ESPN’s Euro 2016 Preview, which aired Thursday night on the main ESPN network, reminded English-language dominant American viewers what a top serious soccer production looks like around a major international tournament. ESPN’s serious preview involved no less than a dozen commentators on site in Paris, a mixture of analysts from different countries and backgrounds as well as an intertwining of news that might impact the tournament with contributions from ABC. Plus there were human interest stories and hard analysis pieces that were in direct contrast to the level of production being offered by FOX Sports during the Copa America Centenario tournament.

Near the top of the list of FOX Sports’ failings during the Copa America Centenario is the brash Copa Tonight show. Airing inconsistently in the early morning hours on the east coast, the LA-based program is more entertainment and attempted comedy than true soccer analysis.  Fernando Fiore hosts the program, which started strong on the first night of the Copa, but has descended toward farcical levels since.

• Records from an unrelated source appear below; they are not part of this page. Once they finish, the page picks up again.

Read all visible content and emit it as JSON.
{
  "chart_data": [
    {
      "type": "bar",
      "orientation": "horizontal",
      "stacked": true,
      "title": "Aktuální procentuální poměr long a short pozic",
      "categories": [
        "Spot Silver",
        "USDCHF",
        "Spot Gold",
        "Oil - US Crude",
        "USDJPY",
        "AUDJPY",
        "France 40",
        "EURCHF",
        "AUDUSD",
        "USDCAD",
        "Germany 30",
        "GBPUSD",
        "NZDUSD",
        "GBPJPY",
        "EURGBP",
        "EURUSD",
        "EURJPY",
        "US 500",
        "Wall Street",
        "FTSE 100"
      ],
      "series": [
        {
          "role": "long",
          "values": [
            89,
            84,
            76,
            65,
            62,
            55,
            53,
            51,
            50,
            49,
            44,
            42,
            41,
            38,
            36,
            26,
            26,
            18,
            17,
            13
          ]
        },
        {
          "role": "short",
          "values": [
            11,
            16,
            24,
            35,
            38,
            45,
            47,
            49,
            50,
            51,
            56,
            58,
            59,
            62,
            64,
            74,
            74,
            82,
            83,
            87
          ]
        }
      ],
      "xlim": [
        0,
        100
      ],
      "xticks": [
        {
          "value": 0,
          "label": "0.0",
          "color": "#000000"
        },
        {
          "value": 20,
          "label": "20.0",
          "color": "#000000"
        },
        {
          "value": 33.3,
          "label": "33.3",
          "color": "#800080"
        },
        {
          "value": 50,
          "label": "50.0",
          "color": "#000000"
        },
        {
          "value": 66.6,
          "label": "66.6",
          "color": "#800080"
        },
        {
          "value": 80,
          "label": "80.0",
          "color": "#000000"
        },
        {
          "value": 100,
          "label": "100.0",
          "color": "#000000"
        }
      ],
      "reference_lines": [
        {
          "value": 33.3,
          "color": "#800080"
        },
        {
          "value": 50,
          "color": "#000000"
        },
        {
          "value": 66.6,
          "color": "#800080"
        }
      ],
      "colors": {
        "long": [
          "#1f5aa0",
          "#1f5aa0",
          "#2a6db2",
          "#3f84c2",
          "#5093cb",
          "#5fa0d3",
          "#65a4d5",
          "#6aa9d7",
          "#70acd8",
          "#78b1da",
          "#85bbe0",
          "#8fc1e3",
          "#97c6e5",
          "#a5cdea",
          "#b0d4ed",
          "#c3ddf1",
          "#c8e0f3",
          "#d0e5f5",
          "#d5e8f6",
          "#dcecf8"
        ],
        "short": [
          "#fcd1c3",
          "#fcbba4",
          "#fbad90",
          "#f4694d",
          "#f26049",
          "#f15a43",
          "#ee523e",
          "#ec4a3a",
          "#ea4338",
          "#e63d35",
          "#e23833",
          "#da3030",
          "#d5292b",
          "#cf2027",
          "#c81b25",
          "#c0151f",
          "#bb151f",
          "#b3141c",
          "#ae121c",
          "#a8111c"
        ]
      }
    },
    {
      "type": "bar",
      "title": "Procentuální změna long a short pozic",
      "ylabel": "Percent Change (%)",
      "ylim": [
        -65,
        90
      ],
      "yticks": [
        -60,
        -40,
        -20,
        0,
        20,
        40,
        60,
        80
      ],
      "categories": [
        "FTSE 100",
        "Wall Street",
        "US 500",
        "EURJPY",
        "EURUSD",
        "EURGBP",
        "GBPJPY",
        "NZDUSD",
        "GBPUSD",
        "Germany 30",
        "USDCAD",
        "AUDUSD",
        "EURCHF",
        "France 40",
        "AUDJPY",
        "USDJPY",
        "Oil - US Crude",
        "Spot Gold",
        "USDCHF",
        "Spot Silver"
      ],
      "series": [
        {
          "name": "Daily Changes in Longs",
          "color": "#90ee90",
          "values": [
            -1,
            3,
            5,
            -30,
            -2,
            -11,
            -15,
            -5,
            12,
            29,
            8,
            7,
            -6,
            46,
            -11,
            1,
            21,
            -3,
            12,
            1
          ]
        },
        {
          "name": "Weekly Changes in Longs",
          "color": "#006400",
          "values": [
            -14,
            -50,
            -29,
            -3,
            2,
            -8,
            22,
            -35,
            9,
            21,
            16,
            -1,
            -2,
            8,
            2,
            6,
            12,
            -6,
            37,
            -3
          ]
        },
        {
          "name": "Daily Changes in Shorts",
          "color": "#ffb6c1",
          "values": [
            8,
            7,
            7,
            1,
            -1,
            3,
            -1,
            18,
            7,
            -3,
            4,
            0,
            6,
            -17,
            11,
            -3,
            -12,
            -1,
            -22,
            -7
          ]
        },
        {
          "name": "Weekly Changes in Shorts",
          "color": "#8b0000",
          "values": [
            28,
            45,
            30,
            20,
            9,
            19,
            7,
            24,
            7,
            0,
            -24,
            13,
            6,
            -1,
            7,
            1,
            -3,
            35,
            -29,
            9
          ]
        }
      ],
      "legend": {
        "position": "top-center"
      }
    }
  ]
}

On the opening night of the program, the show’s panel of Fiore, Alexi Lalas, Aly Wagner and Stu Holden brought strong points about the USA-Colombia game to the broadcast. The moment of the night came when Lalas, in response to Geoff Cameron’s rather absurd claim that the US had essentially gone toe-to-toe with the Colombians, said “I don’t know what game he was watching.” It was a great line delivered with the type of gusto Lalas is capable of. And from my vantage point, it was a spot on reflection of the game based on the denial permeating through the US Men’s National Team ranks as to the performance itself.

SEE MORE: FOX’s Copa America TV coverage makes promising start despite distractions

As the first show wore on though, the mood became lighter and Fiore began pushing Lalas’ buttons. That tenor has continued on the nights the program actually airs. A major problem with the show is that it often times doesn’t air at all. Unlike ESPN whose number of channels allows the nightly ESPNFC program to air someplace irrespective of other sporting events, Copa Tonight has been bumped from the lineup on multiple occasions.

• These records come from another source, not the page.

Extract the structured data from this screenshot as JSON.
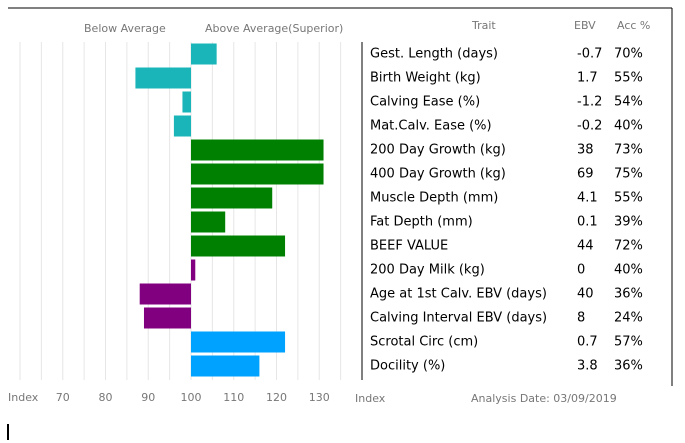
{
  "chart_data": {
    "type": "hbar",
    "header_left": "Below Average",
    "header_right": "Above Average(Superior)",
    "col_trait": "Trait",
    "col_ebv": "EBV",
    "col_acc": "Acc %",
    "axis_label": "Index",
    "table_axis_label": "Index",
    "analysis_date": "Analysis Date: 03/09/2019",
    "categories": [
      "Gest. Length (days)",
      "Birth Weight (kg)",
      "Calving Ease (%)",
      "Mat.Calv. Ease (%)",
      "200 Day Growth (kg)",
      "400 Day Growth (kg)",
      "Muscle Depth (mm)",
      "Fat Depth (mm)",
      "BEEF VALUE",
      "200 Day Milk (kg)",
      "Age at 1st Calv. EBV (days)",
      "Calving Interval EBV (days)",
      "Scrotal Circ (cm)",
      "Docility (%)"
    ],
    "values": [
      106,
      87,
      98,
      96,
      131,
      131,
      119,
      108,
      122,
      101,
      88,
      89,
      122,
      116
    ],
    "colors": [
      "#1ab5b8",
      "#1ab5b8",
      "#1ab5b8",
      "#1ab5b8",
      "#008000",
      "#008000",
      "#008000",
      "#008000",
      "#008000",
      "#800080",
      "#800080",
      "#800080",
      "#00a2ff",
      "#00a2ff"
    ],
    "ebv": [
      "-0.7",
      "1.7",
      "-1.2",
      "-0.2",
      "38",
      "69",
      "4.1",
      "0.1",
      "44",
      "0",
      "40",
      "8",
      "0.7",
      "3.8"
    ],
    "acc": [
      "70%",
      "55%",
      "54%",
      "40%",
      "73%",
      "75%",
      "55%",
      "39%",
      "72%",
      "40%",
      "36%",
      "24%",
      "57%",
      "36%"
    ],
    "base": 100,
    "xlim": [
      60,
      140
    ],
    "xticks": [
      70,
      80,
      90,
      100,
      110,
      120,
      130
    ],
    "xgrid": [
      60,
      65,
      70,
      75,
      80,
      85,
      90,
      95,
      100,
      105,
      110,
      115,
      120,
      125,
      130,
      135,
      140
    ]
  }
}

The program itself is very light on highlights and analysis. Most of the clips tend to be of goals or controversial moments, but with just two games a day in Copa America, the opportunity for extended highlights in the NBC Match of the Day style or real hard-hitting analysis as ESPNFC host Dan Thomas prompts the talent to provide about big matches is severely lacking.

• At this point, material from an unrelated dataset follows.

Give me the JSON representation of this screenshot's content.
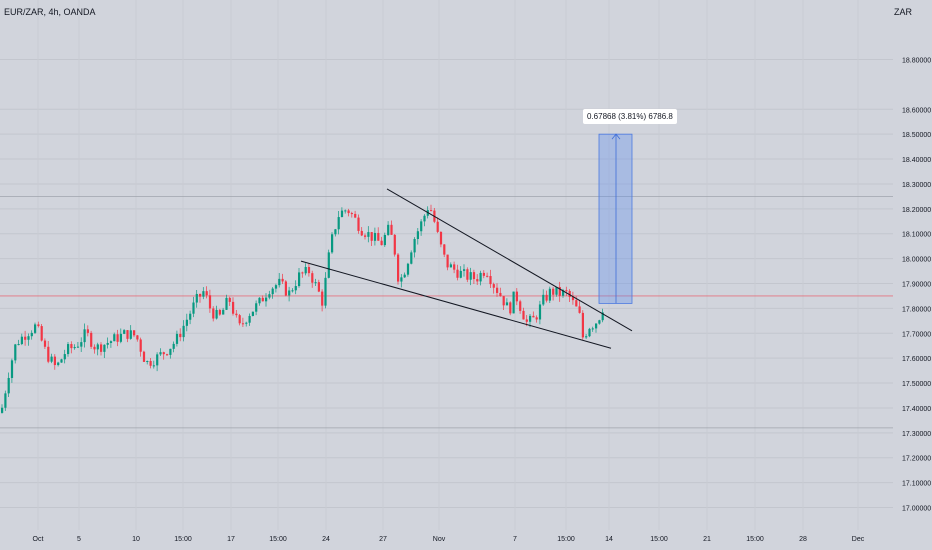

While highlights are shown and some basic match analysis is provided, Copa Tonight is far less than what Univision offers. And in some cases, it’s less in terms of analysis than what ESPNFC is offering though that program’s focus is currently on the Euros and transfers between European club sides. In terms of the US Men’s National Team, the former national team duo of Brian McBride and Kasey Keller have given deeper and harder-hitting analysis on ESPNFC than FOX’s team has.

The Copa Tonight show is also missing Eric Wynalda, one of FOX Sports’ bright stars whose ability to mix things up and unwillingness to protect interests in US Soccer make him a refreshing listen on topics related to the game in this country. For whatever reason, Wynalda has been relegated to co-commentating matches during this competition.

SEE MORE: Preview of ESPN’s Euro 2016 TV and streaming coverage

Both Holden and Wagner have had their moments of strong analysis. But all too often, the show is reduced to some degree of controversy or seemingly contrived fighting between Lalas and Fiore. The show also suffers from FOX’s loud graphics, over-production and general tenor away from serious sports programming toward a mixture of comedy and highlights. The continued use of yellow and red cards by Fiore toward his co-commentators is annoying and silly.

In their own elements, Fiore, Lalas, Wagner and Holden provide strong analysis and an excellent presence. But the mixture of the four combined with odd timings of the program, lack of analysis and clownish presentations associated with the program make it a failure. As eyes drift toward the Euro 2016 tournament and ESPN’s production of that tournament, American viewers will get a stark reminder of how studio programs should be produced around major tournaments.